The temporary stand-down was expected to end by next week. Special nuclear material will be moved to vaults on site, and contractor security personnel will undergo training and refresher instruction.
The protesters were found hanging banners in the dark and singing on Saturday and offering to break bread with the security guards at the Oak Ridge complex, officials said. They were arrested.
The nuclear complex regularly gets protesters and activists to the site around the August anniversaries of the atomic bombings of Hiroshima and Nagasaki during World War II.
The National Nuclear Security Administration's Production Office is responsible for oversight of both B&W and WSI Oak Ridge, which provides the personnel that makes up the Y-12 Protective Force. WSI-Oak Ridge said last month it planned to cut as many as 51 jobs, including about 34 security police officer positions at the complex.

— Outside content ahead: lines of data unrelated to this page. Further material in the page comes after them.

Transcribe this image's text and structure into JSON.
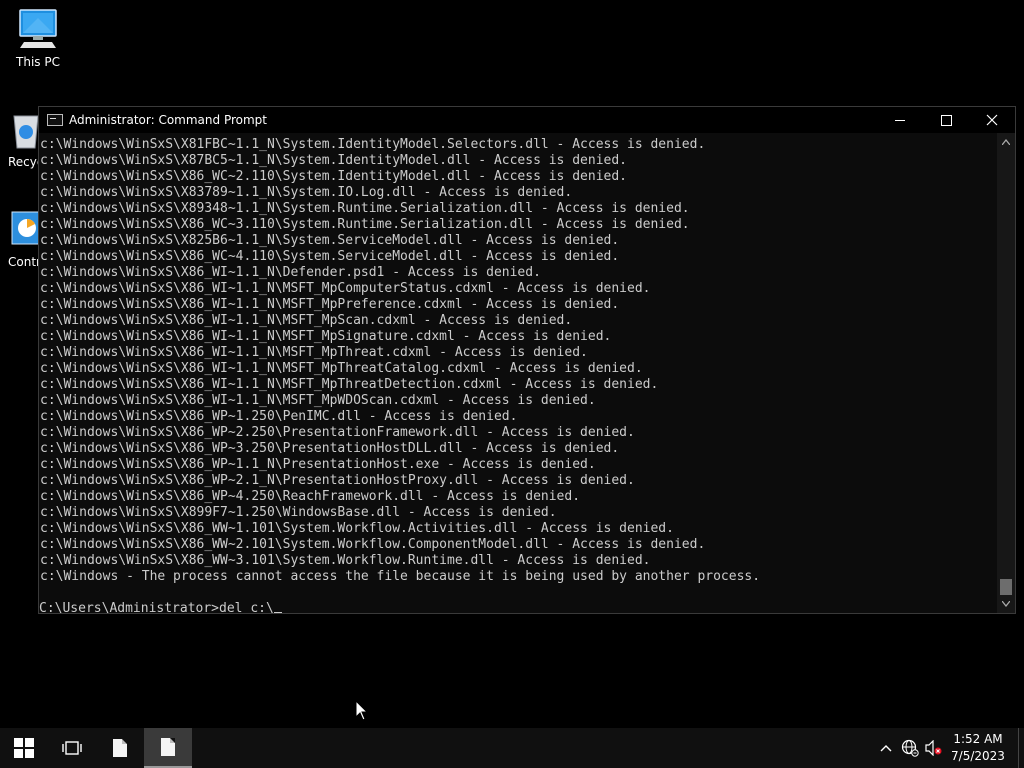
{
  "desktop": {
    "icons": [
      {
        "label": "This PC"
      },
      {
        "label": "Recycle Bin"
      },
      {
        "label": "Control Panel"
      }
    ]
  },
  "window": {
    "title": "Administrator: Command Prompt",
    "minimize_label": "—",
    "maximize_label": "☐",
    "close_label": "✕"
  },
  "console": {
    "lines": [
      "c:\\Windows\\WinSxS\\X81FBC~1.1_N\\System.IdentityModel.Selectors.dll - Access is denied.",
      "c:\\Windows\\WinSxS\\X87BC5~1.1_N\\System.IdentityModel.dll - Access is denied.",
      "c:\\Windows\\WinSxS\\X86_WC~2.110\\System.IdentityModel.dll - Access is denied.",
      "c:\\Windows\\WinSxS\\X83789~1.1_N\\System.IO.Log.dll - Access is denied.",
      "c:\\Windows\\WinSxS\\X89348~1.1_N\\System.Runtime.Serialization.dll - Access is denied.",
      "c:\\Windows\\WinSxS\\X86_WC~3.110\\System.Runtime.Serialization.dll - Access is denied.",
      "c:\\Windows\\WinSxS\\X825B6~1.1_N\\System.ServiceModel.dll - Access is denied.",
      "c:\\Windows\\WinSxS\\X86_WC~4.110\\System.ServiceModel.dll - Access is denied.",
      "c:\\Windows\\WinSxS\\X86_WI~1.1_N\\Defender.psd1 - Access is denied.",
      "c:\\Windows\\WinSxS\\X86_WI~1.1_N\\MSFT_MpComputerStatus.cdxml - Access is denied.",
      "c:\\Windows\\WinSxS\\X86_WI~1.1_N\\MSFT_MpPreference.cdxml - Access is denied.",
      "c:\\Windows\\WinSxS\\X86_WI~1.1_N\\MSFT_MpScan.cdxml - Access is denied.",
      "c:\\Windows\\WinSxS\\X86_WI~1.1_N\\MSFT_MpSignature.cdxml - Access is denied.",
      "c:\\Windows\\WinSxS\\X86_WI~1.1_N\\MSFT_MpThreat.cdxml - Access is denied.",
      "c:\\Windows\\WinSxS\\X86_WI~1.1_N\\MSFT_MpThreatCatalog.cdxml - Access is denied.",
      "c:\\Windows\\WinSxS\\X86_WI~1.1_N\\MSFT_MpThreatDetection.cdxml - Access is denied.",
      "c:\\Windows\\WinSxS\\X86_WI~1.1_N\\MSFT_MpWDOScan.cdxml - Access is denied.",
      "c:\\Windows\\WinSxS\\X86_WP~1.250\\PenIMC.dll - Access is denied.",
      "c:\\Windows\\WinSxS\\X86_WP~2.250\\PresentationFramework.dll - Access is denied.",
      "c:\\Windows\\WinSxS\\X86_WP~3.250\\PresentationHostDLL.dll - Access is denied.",
      "c:\\Windows\\WinSxS\\X86_WP~1.1_N\\PresentationHost.exe - Access is denied.",
      "c:\\Windows\\WinSxS\\X86_WP~2.1_N\\PresentationHostProxy.dll - Access is denied.",
      "c:\\Windows\\WinSxS\\X86_WP~4.250\\ReachFramework.dll - Access is denied.",
      "c:\\Windows\\WinSxS\\X899F7~1.250\\WindowsBase.dll - Access is denied.",
      "c:\\Windows\\WinSxS\\X86_WW~1.101\\System.Workflow.Activities.dll - Access is denied.",
      "c:\\Windows\\WinSxS\\X86_WW~2.101\\System.Workflow.ComponentModel.dll - Access is denied.",
      "c:\\Windows\\WinSxS\\X86_WW~3.101\\System.Workflow.Runtime.dll - Access is denied.",
      "c:\\Windows - The process cannot access the file because it is being used by another process.",
      ""
    ],
    "prompt": "C:\\Users\\Administrator>",
    "input": "del c:\\"
  },
  "taskbar": {
    "clock_time": "1:52 AM",
    "clock_date": "7/5/2023"
  },
  "colors": {
    "desktop_bg": "#000000",
    "console_bg": "#0c0c0c",
    "console_text": "#cccccc",
    "taskbar_bg": "#101010",
    "muted_x": "#e81123"
  }
}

According to its website, Y-12 maintains the safety, security and effectiveness of the U.S. nuclear weapons stockpile. It also provides nuclear fuel for the Navy and for research reactors worldwide.
Those arrested on federal trespassing charges were Megean Rice, 82, a Roman Catholic nun; Greg Boertje-Obed, 57; and Michael Walli, 63.
The protesters called themselves "Transform Now Plowshares," but there is no known Plowshares national protest group.
The nuclear safety administration said in a statement that the changes were aimed at addressing security deficiencies identified after what happened Saturday.
Steven Wyatt, a spokesman for the NNSA at Oak Ridge, declined to be more specific on those deficiencies.
"However, all nuclear materials at Y-12 are in safe, secure storage and we remain entirely confident in the security of Y-12's facilities," the agency said in a statement.
Wyatt said he was not aware if more protesters were coming this weekend, but they would be able to respond to any protests.